Apart from reducing their budgets, many producers are going abroad, testing the waters of international co-productions.
And they have Catalan government backing: “We aim to promote international collaboration, in creativity, financing, production and distribution and exhibition platforms,” says Felix Riera, director of the Catalan Institute for Cultural Industries.
Producers are also looking to offset risk. “We’re now mainly interested in strategic agreements with studios,” says Xavier Parache, at Escandalo, which is releasing “Eva” in Spain via Paramount.
Caution is priming multipart co-productions: Javier Ruiz Caldera’s “Ghost Graduation” teams Mod Producciones, Ikiru Films, Fox Intl. Pictures, Alicante shingle Ciudadano Ciskul and Caldera’s label Think Tank. An armada of TV operators share broadcast rights.
“Combining strengths, we can make much more powerful productions and minimize risk,” says Ikiru’s Edmon Roch.
Says Joaquin Padro at Rodar y Rodar, “We’re comfortable making films between $4 million and $7 million in Spanish, in English from roughly $10 million upward.” But, he adds, “You need a lot of financing elements: Television is very conservative.” Rodar’s production slate includes psychological horror-thriller “PX3D,” Spain’s first 3D genre film.
Clearly though, the Catalan industry is certainly in flux.
“It looks like our industry will be forced to make adjustments,” says Riera — “fewer titles, lower production costs and a consolidation of international co-production, while it also rethinks in positive terms the decisive role of distributors and exhibition.”
But Catalan talent — especially genre talent — is assiduously courted by sales agents: Little wonder when titles such as “Orphanage,” “Agnosia” and “Eva” rack up multimillion-dollar international sales.
Moreover, a younger cosmopolitan Catalan generation harbors large ambitions.
“If we talk about thrillers or horror, Spanish helmers are all the rage,” says Nostromo’s Adrian Guerra. But the “division between younger, more commercially driven producers and more traditional, culturally driven producers is getting bigger.”

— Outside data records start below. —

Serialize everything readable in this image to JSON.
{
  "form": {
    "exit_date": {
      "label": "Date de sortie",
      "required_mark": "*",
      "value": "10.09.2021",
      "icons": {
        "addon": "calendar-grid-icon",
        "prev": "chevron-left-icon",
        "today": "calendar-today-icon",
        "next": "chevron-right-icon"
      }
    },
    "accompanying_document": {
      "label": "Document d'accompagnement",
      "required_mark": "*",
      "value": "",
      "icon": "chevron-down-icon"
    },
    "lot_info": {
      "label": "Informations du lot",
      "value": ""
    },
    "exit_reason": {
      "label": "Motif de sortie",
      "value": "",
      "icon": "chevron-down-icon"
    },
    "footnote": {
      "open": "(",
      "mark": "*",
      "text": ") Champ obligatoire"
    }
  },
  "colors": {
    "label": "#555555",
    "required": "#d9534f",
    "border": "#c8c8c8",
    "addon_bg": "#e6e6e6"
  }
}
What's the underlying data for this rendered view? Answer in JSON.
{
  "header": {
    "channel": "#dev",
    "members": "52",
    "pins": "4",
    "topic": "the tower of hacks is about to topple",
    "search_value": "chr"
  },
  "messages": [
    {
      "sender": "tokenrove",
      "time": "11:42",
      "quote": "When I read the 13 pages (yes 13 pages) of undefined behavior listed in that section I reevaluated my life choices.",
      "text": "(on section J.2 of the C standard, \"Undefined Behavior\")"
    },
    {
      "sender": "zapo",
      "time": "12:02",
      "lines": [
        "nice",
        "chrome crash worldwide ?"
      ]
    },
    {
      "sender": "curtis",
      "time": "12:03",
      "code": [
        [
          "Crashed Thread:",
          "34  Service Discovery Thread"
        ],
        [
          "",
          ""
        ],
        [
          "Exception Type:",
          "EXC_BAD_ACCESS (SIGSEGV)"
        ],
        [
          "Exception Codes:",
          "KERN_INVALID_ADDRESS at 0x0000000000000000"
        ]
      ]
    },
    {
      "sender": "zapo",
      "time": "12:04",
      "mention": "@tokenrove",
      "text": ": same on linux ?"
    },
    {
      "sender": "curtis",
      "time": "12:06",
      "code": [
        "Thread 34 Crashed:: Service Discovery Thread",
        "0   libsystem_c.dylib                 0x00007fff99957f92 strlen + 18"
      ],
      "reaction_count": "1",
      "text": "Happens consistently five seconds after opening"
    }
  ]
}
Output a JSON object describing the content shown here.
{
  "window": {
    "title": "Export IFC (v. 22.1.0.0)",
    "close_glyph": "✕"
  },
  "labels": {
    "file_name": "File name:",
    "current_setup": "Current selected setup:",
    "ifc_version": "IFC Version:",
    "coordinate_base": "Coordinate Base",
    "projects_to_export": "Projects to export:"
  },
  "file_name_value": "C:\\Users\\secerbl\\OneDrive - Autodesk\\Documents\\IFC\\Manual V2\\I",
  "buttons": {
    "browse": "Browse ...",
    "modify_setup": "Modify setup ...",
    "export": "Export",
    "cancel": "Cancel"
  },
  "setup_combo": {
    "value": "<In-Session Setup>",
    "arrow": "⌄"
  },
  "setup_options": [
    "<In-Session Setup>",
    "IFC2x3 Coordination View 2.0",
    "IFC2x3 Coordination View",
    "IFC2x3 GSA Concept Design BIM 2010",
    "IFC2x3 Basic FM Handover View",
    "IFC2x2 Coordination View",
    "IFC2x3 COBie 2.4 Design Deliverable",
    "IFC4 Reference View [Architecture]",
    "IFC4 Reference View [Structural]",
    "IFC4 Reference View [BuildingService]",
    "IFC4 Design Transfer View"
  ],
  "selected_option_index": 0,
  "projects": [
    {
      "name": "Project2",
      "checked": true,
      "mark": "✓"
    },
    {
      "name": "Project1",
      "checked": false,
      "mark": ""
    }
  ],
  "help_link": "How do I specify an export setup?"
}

Zentropa Intl. Spain producer David Matamoros agrees. Most of the 2011 Escac final year feature projects “could be made for less than $2 million,” he says. “But the students aren’t talking about getting to festivals. They want to appeal to bigger audiences, and their films could take place as easily in Lithuania (where production costs are cheaper) as Barcelona.”
Rodar y Rodar is prepping Mar Targarona’s “Carmen Amaya,” about the Barcelona-raised flamenco legend.
Increasingly, however, Catalan films are often least Catalan in locale.
“The Stoning of Saint Steven,” in post at Luis Minarro’s Eddie Saeta, has French dialogue; Eddie Saeta’s “El muerto y ser feliz,” from Javier Rebollo, takes place in Argentina.
“Lights” is set in the U.S.; “Animals,” an Escandalo production, takes place in a Catalan village, but at an American school.